Harking from the Philippine Islands’ pre-subjugation by Spain nearly 500 years ago and dating back to the 7th Century, the Asin Tibuok was minted into the coveted Slow Food Ark of Taste in 2016. The ‘Ark of Taste’ was created by the global Slow Food movement to recognize the existence of extraordinary heritage offerings drawing attention to the risk of their extinction within a few generations.
Asin Tibuok is a sharp and earthy sea salt presenting mild smoky undertones on the palate. An old form of salt preservation once used for trade; inland bound rice farmers in need of salt trade with asinderos in need of rice. Each obtaining their staple for the year.
Asin Tibuok, a rare 'unbroken' artisanal sea salt.
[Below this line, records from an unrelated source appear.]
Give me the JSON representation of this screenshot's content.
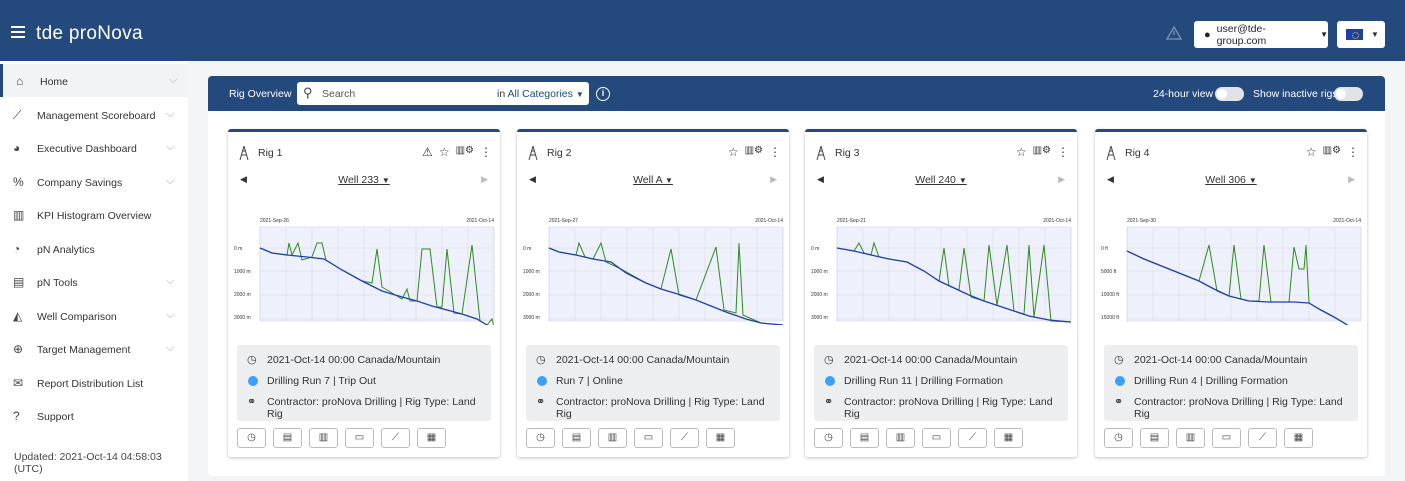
{
  "app": {
    "title": "tde proNova"
  },
  "header": {
    "user": "user@tde-group.com"
  },
  "sidebar": {
    "items": [
      {
        "label": "Home",
        "icon": "home-icon",
        "glyph": "⌂",
        "chevron": true
      },
      {
        "label": "Management Scoreboard",
        "icon": "line-chart-icon",
        "glyph": "⟋",
        "chevron": true
      },
      {
        "label": "Executive Dashboard",
        "icon": "dashboard-icon",
        "glyph": "◕",
        "chevron": true
      },
      {
        "label": "Company Savings",
        "icon": "percent-icon",
        "glyph": "%",
        "chevron": true
      },
      {
        "label": "KPI Histogram Overview",
        "icon": "bar-chart-icon",
        "glyph": "▥",
        "chevron": false
      },
      {
        "label": "pN Analytics",
        "icon": "pie-chart-icon",
        "glyph": "◔",
        "chevron": false
      },
      {
        "label": "pN Tools",
        "icon": "toolbox-icon",
        "glyph": "▤",
        "chevron": true
      },
      {
        "label": "Well Comparison",
        "icon": "area-chart-icon",
        "glyph": "◭",
        "chevron": true
      },
      {
        "label": "Target Management",
        "icon": "target-icon",
        "glyph": "⊕",
        "chevron": true
      },
      {
        "label": "Report Distribution List",
        "icon": "envelope-icon",
        "glyph": "✉",
        "chevron": false
      },
      {
        "label": "Support",
        "icon": "question-icon",
        "glyph": "?",
        "chevron": false
      }
    ],
    "updated": "Updated: 2021-Oct-14 04:58:03 (UTC)"
  },
  "panel": {
    "title": "Rig Overview",
    "search_placeholder": "Search",
    "search_in": "in",
    "category": "All Categories",
    "toggle_24h": "24-hour view",
    "toggle_inactive": "Show inactive rigs"
  },
  "cards": [
    {
      "rig": "Rig 1",
      "well": "Well 233",
      "warning": true,
      "date_start": "2021-Sep-26",
      "date_end": "2021-Oct-14",
      "yticks": [
        "0 m",
        "1000 m",
        "2000 m",
        "3000 m"
      ],
      "time": "2021-Oct-14 00:00 Canada/Mountain",
      "status": "Drilling Run 7 | Trip Out",
      "contractor": "Contractor: proNova Drilling | Rig Type: Land Rig"
    },
    {
      "rig": "Rig 2",
      "well": "Well A",
      "warning": false,
      "date_start": "2021-Sep-27",
      "date_end": "2021-Oct-14",
      "yticks": [
        "0 m",
        "1000 m",
        "2000 m",
        "3000 m"
      ],
      "time": "2021-Oct-14 00:00 Canada/Mountain",
      "status": "Run 7 | Online",
      "contractor": "Contractor: proNova Drilling | Rig Type: Land Rig"
    },
    {
      "rig": "Rig 3",
      "well": "Well 240",
      "warning": false,
      "date_start": "2021-Sep-21",
      "date_end": "2021-Oct-14",
      "yticks": [
        "0 m",
        "1000 m",
        "2000 m",
        "3000 m"
      ],
      "time": "2021-Oct-14 00:00 Canada/Mountain",
      "status": "Drilling Run 11 | Drilling Formation",
      "contractor": "Contractor: proNova Drilling | Rig Type: Land Rig"
    },
    {
      "rig": "Rig 4",
      "well": "Well 306",
      "warning": false,
      "date_start": "2021-Sep-30",
      "date_end": "2021-Oct-14",
      "yticks": [
        "0 ft",
        "5000 ft",
        "10000 ft",
        "15000 ft"
      ],
      "time": "2021-Oct-14 00:00 Canada/Mountain",
      "status": "Drilling Run 4 | Drilling Formation",
      "contractor": "Contractor: proNova Drilling | Rig Type: Land Rig"
    }
  ],
  "colors": {
    "primary": "#24497c",
    "depth_line": "#1f3fb0",
    "bit_line": "#2e8b20",
    "status_dot": "#3aa0ff"
  }
}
Serve shaved using a microplane to give any dish a 'salt dusting'. Its application is only limited by the boundaries of your culinary intrigue.
The ARTISAN at WORK
Coconut husks are soaked in seawater for several months to absorb the sea's minerals in a paril ~ coral lined pits constructed among coastal mangroves where seawater is able to fill during high tide, soaking the coconut husks ~ then chopped into small pieces and sun dried for 2-3 days. The husks are slowly burnt for several days with local hard woods of ipil-ipil, mahogany, duhat or an-an, creating a coconut charcoal combination. The activated charcoal called gasang is then used to filter seawater which is roasted in clay pots until salt forms into a solid dome. The fire and heat must be controlled so the clay pots do not break or get too hot. This process takes all day; both fire and salt cannot be left alone. It takes the entire evening for the salt to cool so that it can be handled.